Plants are self-compiling programs that make enormous structures out of nano-particles
Until last week, I’d never planted a tree that I can remember. Planting a tree is pretty simple, but the experience was much more interesting than just getting dirt on my knees and under my fingernails. My tree had been sitting in a bucket of water since Arbor Day, waiting for somebody to stick it into the ground. As I knelt in the dirt, with the rainwater soaking through my jeans, I dangled the roots of my little tree into the hole I’d scooped out of the earth. Pouring a little of the water from the bucket, I then broke apart some of the dirt clods I’d pulled out of the hole, dribbling the broken up dirt back into the hole around the tree… and that’s when it hit me.
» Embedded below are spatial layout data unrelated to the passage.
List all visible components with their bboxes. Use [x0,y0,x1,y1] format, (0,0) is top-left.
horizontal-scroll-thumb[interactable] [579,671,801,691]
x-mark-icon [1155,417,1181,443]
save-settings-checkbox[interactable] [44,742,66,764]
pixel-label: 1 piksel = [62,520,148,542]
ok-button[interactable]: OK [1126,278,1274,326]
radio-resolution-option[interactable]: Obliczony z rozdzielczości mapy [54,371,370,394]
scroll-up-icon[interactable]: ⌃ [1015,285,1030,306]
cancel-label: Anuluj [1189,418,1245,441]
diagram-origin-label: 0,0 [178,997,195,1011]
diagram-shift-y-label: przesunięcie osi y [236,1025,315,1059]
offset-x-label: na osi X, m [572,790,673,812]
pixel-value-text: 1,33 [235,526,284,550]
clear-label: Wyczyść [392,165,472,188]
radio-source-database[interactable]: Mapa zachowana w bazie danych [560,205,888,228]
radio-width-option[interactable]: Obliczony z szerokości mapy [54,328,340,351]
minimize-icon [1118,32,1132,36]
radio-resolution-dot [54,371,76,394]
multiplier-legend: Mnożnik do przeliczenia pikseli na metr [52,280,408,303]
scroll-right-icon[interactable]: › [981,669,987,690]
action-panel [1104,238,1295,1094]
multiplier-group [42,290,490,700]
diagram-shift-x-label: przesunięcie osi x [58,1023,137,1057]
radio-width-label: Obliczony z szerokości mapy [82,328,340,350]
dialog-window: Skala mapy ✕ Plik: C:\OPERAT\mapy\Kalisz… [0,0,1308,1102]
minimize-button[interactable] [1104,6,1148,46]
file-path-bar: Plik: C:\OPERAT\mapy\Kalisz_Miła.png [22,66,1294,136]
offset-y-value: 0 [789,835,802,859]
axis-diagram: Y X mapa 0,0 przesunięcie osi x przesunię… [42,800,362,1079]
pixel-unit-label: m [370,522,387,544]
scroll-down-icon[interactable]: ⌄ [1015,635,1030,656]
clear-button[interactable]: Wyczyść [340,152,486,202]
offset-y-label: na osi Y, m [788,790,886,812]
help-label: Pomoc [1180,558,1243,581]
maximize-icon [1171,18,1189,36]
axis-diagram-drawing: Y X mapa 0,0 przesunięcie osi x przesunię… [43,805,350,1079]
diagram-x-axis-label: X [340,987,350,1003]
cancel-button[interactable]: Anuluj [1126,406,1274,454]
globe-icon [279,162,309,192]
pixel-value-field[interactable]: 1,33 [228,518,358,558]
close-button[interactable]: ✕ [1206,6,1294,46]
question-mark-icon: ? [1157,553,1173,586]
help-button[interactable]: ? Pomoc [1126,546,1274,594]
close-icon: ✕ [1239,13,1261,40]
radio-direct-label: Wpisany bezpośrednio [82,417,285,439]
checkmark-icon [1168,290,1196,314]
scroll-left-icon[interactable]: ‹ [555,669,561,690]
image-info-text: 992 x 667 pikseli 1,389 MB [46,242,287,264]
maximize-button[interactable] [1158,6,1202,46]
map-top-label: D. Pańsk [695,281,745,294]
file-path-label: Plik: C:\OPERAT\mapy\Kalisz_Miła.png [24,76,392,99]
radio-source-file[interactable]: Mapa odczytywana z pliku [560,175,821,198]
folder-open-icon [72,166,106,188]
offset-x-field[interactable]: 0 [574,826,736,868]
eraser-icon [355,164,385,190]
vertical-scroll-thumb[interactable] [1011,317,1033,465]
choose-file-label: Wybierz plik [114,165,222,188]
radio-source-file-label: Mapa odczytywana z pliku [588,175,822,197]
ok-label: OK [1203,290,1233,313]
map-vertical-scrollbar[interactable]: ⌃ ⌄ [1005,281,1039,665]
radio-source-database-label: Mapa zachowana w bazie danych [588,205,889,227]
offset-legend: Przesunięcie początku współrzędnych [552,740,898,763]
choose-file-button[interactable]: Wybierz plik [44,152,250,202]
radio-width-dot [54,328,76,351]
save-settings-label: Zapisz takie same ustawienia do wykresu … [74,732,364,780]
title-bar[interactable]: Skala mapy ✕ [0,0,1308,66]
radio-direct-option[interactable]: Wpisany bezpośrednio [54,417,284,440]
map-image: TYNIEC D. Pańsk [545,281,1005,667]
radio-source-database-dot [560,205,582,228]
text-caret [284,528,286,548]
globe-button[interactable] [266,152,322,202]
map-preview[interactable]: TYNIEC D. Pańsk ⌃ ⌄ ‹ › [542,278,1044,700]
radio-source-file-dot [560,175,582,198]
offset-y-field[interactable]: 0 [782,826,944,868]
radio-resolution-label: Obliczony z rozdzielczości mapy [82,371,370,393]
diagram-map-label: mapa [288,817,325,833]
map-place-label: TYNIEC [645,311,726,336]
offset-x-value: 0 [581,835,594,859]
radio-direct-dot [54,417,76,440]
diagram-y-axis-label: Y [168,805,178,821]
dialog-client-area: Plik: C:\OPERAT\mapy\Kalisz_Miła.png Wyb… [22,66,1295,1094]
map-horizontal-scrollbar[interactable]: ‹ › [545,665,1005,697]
The tree I was placing would likely be in the place where I left it for many many years. Hopefully not, but perhaps, more years than I would be around. And so what I had done, by pushing this sapling into the dirt? What hit me so powerfully then, was that the tree I was placing was more like a program. I didn’t write the program, but I certainly helped to execute it. I’d clicked on the button that would build a tree. I had instantiated a CherryTree
function.
This Cherry tree machine will take a while to compile itself. But it will eventually turn itself into a large stack of cells, rings of bark, and limbs, and leaves, and fruiting and pollenating bits. Beautiful! I’d made a permanent mark on the world that wouldn’t be realized for many years. This program will run continuously until it dies or is incapacitated by an axe, or a saw, or a bark beetle.
I certainly enjoyed the experience. I highly recommend tree planting to anybody interested.